Chronic myeloid leukemia (CML), also known as chronic granulocytic leukemia or chronic myelogenous leukemia is an uncommon type of cancer in the bone marrow. This type of leukemia can affect almost anyone but is most commonly found in middle aged adults and affects the white blood cells called myeloid cells. The overproduction of immature myeloid cells, which are known as blasts, prevents the bone marrow from producing healthy blood cells of all types.
Myeloid cells, a category of white blood cells, include granulocytes, monocytes, macrophages and dendritic cells, any of which have the potential to lead to the development of chronic myeloid leukemia when found in abnormal amounts.
CML Risk Factors
- Age: The average age a person can be diagnosed with CML is around 64. This cancer is very uncommon among children and teens.
- Radiation exposure: Many people who were around the 1945 atomic bombings in Japan were diagnosed with CML. Additionally, a condition known as ankylosing spondylitis often treated with radiation therapy has been linked with CML. Otherwise, there are no known links to CML caused by radiation or chemotherapy.
- Gender: Men are more likely to develop CML than women.
- The Philadelphia Chromosome: Nearly all CML patients have the Philadelphia chromosome which develops after birth and can be detected only with a specific test for this genetic abnormality.
CML Symptoms
- Fatigue
- Shortness of breath during normal physical activity
- Dull or pale skin
- Feeling full or discomfort in left upper abdomen due to an enlarged spleen
- Drenching night sweats
- Fever
- Unexplained and dramatic weight loss
- Bone pain
- Loss of appetite
- Bleeding easily
CML Diagnosis
- Complete blood count (CBC) with differential: This test will provide current red blood cell counts, white blood cell counts, platelet counts and hemoglobin levels within red blood cells. The differential analysis will specifically categorize the various types of white blood cells. People with CML often have a dramatically high white blood cell count, a decreased red blood cell count and either an increase or decrease in the platelet count (depending on the severity of their CML).
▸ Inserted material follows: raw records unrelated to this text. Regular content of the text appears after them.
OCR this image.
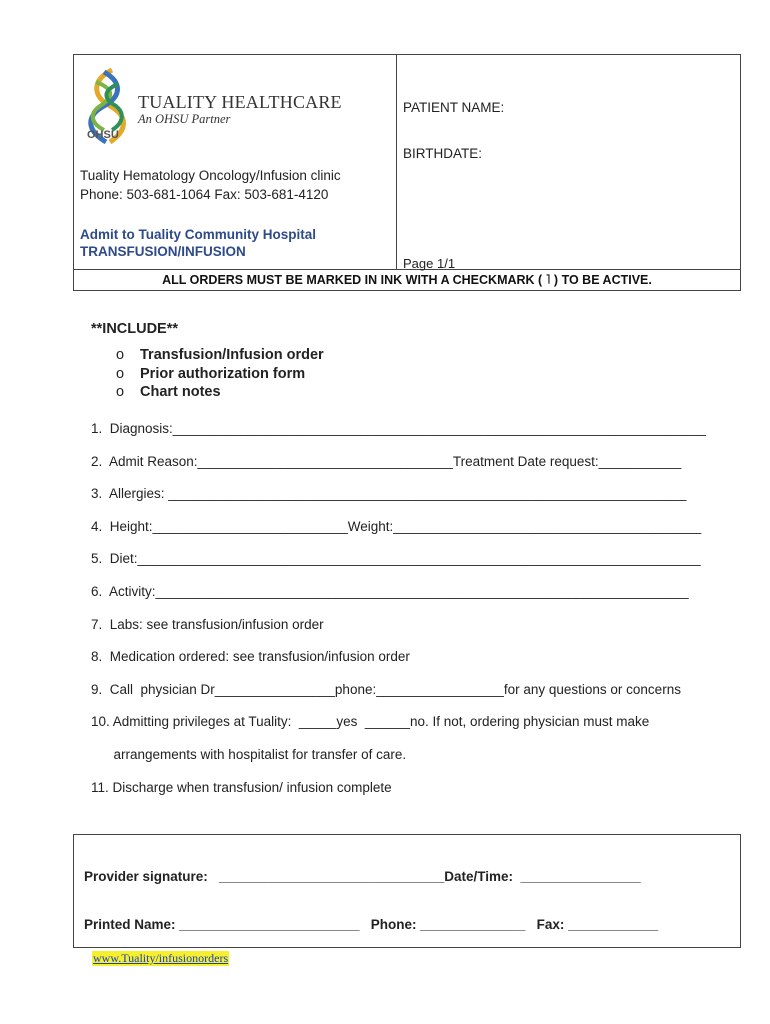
TUALITY HEALTHCARE
An OHSU Partner
OHSU
Tuality Hematology Oncology/Infusion clinic
Phone: 503-681-1064 Fax: 503-681-4120
Admit to Tuality Community Hospital
TRANSFUSION/INFUSION
PATIENT NAME:
BIRTHDATE:
Page 1/1
ALL ORDERS MUST BE MARKED IN INK WITH A CHECKMARK ( ˥ ) TO BE ACTIVE.
**INCLUDE**
o Transfusion/Infusion order
o Prior authorization form
o Chart notes
1.  Diagnosis:_______________________________________________________________________
2.  Admit Reason:__________________________________Treatment Date request:___________
3.  Allergies: _____________________________________________________________________
4.  Height:__________________________Weight:_________________________________________
5.  Diet:___________________________________________________________________________
6.  Activity:_______________________________________________________________________
7.  Labs: see transfusion/infusion order
8.  Medication ordered: see transfusion/infusion order
9.  Call  physician Dr________________phone:_________________for any questions or concerns
10. Admitting privileges at Tuality:  _____yes  ______no. If not, ordering physician must make
arrangements with hospitalist for transfer of care.
11. Discharge when transfusion/ infusion complete
Provider signature:   ______________________________Date/Time:  ________________
Printed Name: ________________________   Phone: ______________   Fax: ____________
www.Tuality/infusionorders
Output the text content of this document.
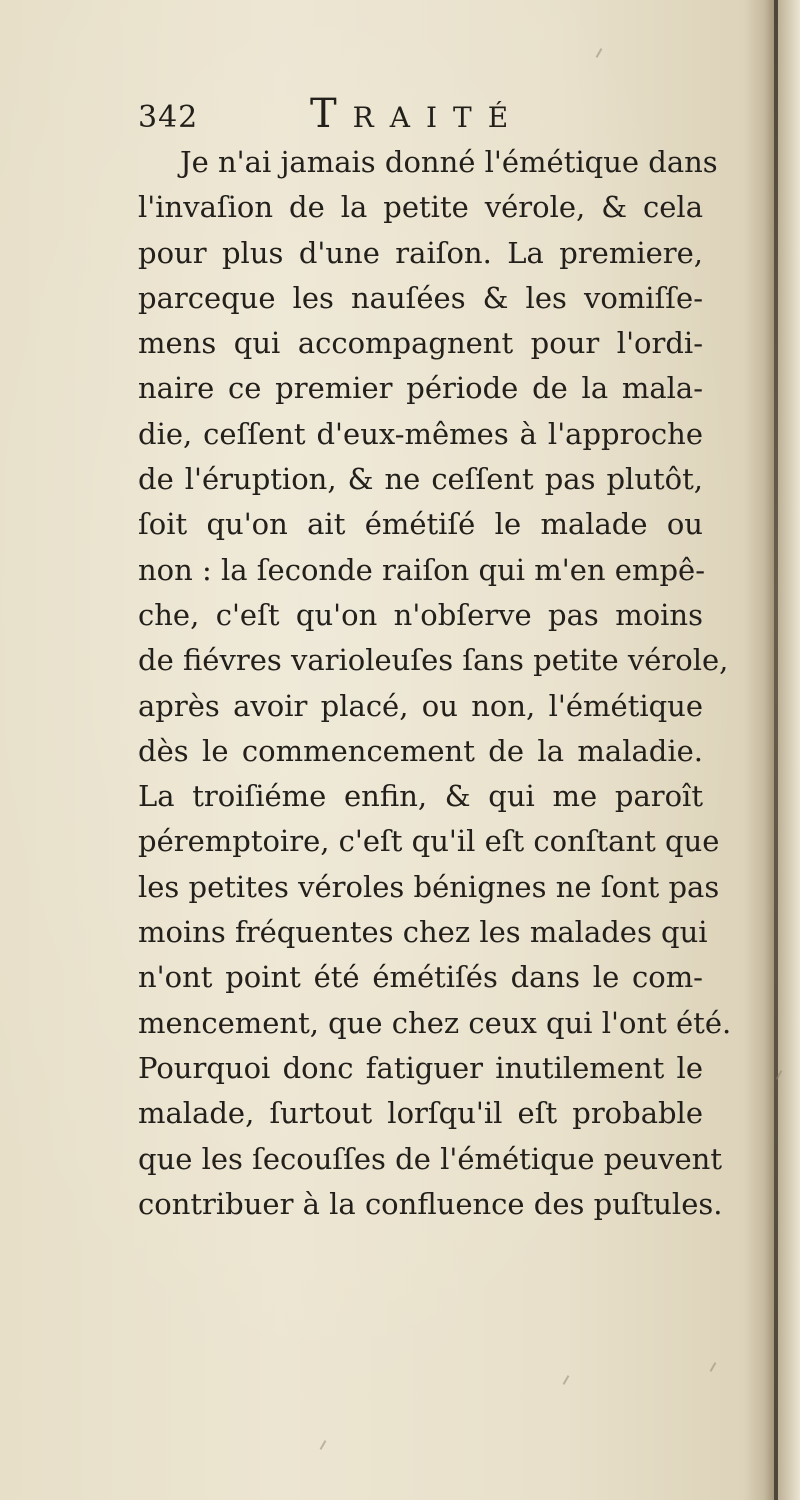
342	Traité
Je n'ai jamais donné l'émétique dans
l'invaſion de la petite vérole, & cela
pour plus d'une raiſon. La premiere,
parceque les nauſées & les vomiſſe-
mens qui accompagnent pour l'ordi-
naire ce premier période de la mala-
die, ceſſent d'eux-mêmes à l'approche
de l'éruption, & ne ceſſent pas plutôt,
ſoit qu'on ait émétiſé le malade ou
non : la ſeconde raiſon qui m'en empê-
che, c'eſt qu'on n'obſerve pas moins
de fiévres varioleuſes ſans petite vérole,
après avoir placé, ou non, l'émétique
dès le commencement de la maladie.
La troiſiéme enfin, & qui me paroît
péremptoire, c'eſt qu'il eſt conſtant que
les petites véroles bénignes ne ſont pas
moins fréquentes chez les malades qui
n'ont point été émétiſés dans le com-
mencement, que chez ceux qui l'ont été.
Pourquoi donc fatiguer inutilement le
malade, ſurtout lorſqu'il eſt probable
que les ſecouſſes de l'émétique peuvent
contribuer à la confluence des puſtules.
- Peripheral blood smear: This is a technique doctors use to examine your red and white blood cells as well as your platelets to provide status of health of your blood.
- Bone marrow aspiration and biopsy: The doctor will collect and examine bone marrow to see whether your bone marrow is healthy and functioning properly or not.
- Cytogenetic analysis: Special stains are applied to the bone marrow and then the cells are observed to detect any abnormalities in chromosomal structure, such as the Philadelphia chromosome.
- Fluorescence in situ hybridization (FISH): Laboratory test used to examine genes and chromosomes in cells and much more effective diagnostic method than cytogenetic testing.
- Quantitative polymerase chain reaction (qPCR): The most sensitive test used to detect and measure the quantity of BCR:ABL1 gene in blood or bone marrow samples.
Treatment Options for CML
- Chemotherapy: Interferes with the leukemia cells ability to multiply and grow.
- Targeted therapy: This utilizes drugs and other substances that are able to recognize and attack cancer cells without harming healthy cells.
- Radiation therapy: This therapy is most commonly used in which high-energy rays are used to damage or even kill cancer cells and shrink tumors.
- Bone marrow transplant: This is often recommended after a patient with a damaged bone marrow. Once the patient enters remission, they are given new bone marrow from a donor.
- CAR-T cell therapy (patients with ALL): This is an innovative form of immunotherapy where a patient’s T-cells are reprogrammed at Sheba’s in-house lab and then transplanted back into the patient to target the cancer cells.